Nel frattempo, gli agricoltori attendono ancora le prime provvidenze dell’anno, gli ospedali sono nel caos, le vecchie province non funzionano per la lite sotterranea tra liquidatori del vecchio e commissari del nuovo, i trasporti interni fanno piangere, la tensione sociale è altissima, non si genera un nuovo posto di lavoro manco a pagarlo, le infrastrutture strategiche si stanno sgretolando perché non crescono evidentemente a chiacchiere.
Però, per gli oligarchi sardi, va tutto bene, l’importante è che il bottino sia diviso, che ce ne sia un po’ per ciascuno.
I Cinquetasche sono il nuovo Jabba the Hutt del sistema sardo e italiano: la vita è un banchetto, un po’ sospetto sul piano del diritto, ma è pur sempre un banchetto, dove è importante stare dalla parte di chi mangia e non di chi è mangiato.
Sì, Michels afferma esattamente questo, ma noi dobbiamo stare attenti ai tempi: la critica della democrazia di quei tempi portò anche (non solo, ma anche) alla teorizzazione e poi realizzazione di sistemi totalitari.
Michels uno studioso che si distacca da Mosca è ancora più incisivo nell’esprimere la.difesa strenua di pochi ai propri interessi a scapito di quelli più generali e collettivi.

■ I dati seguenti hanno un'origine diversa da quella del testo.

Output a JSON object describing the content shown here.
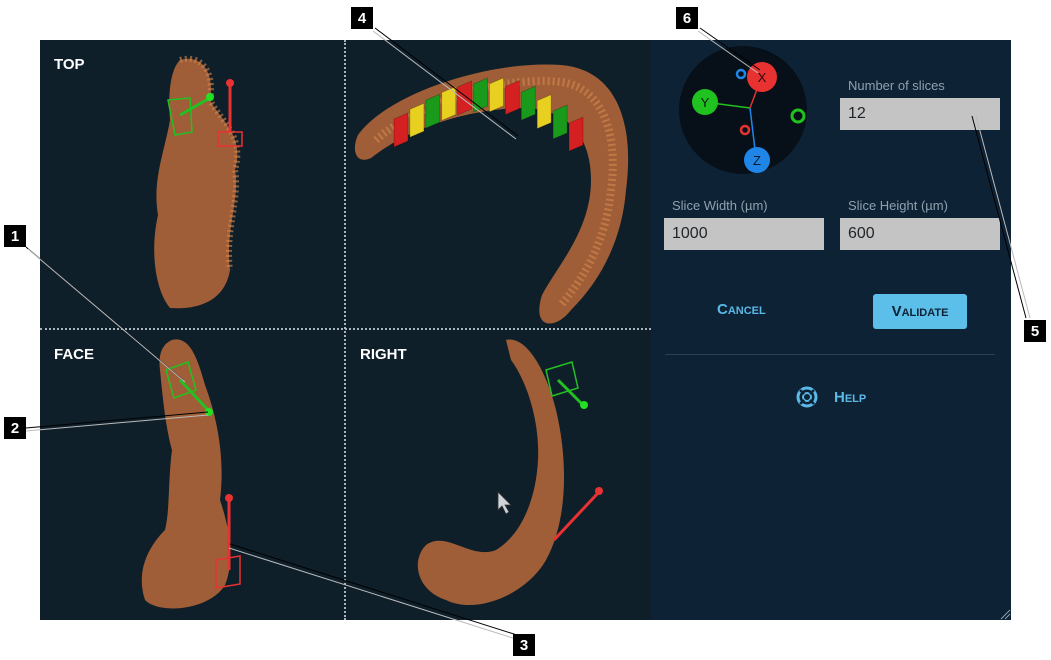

“Chi dice democrazia dice organizzazione; chi dice organizzazione dice oligarchia. Chi dice democrazia dice oligarchia”. Sociologia del partito politico (1911)
Gli obiettivi di quella che viene pomposamente chiamata ” assemblea costituente erano solo due ,liberarsi del limite di due mandati e di Grillo. Stendo un velo pietoso sugli altri quesiti ,utilizzati solo per coprire il vero interesse e della serie “vuoi bene alla mamma “?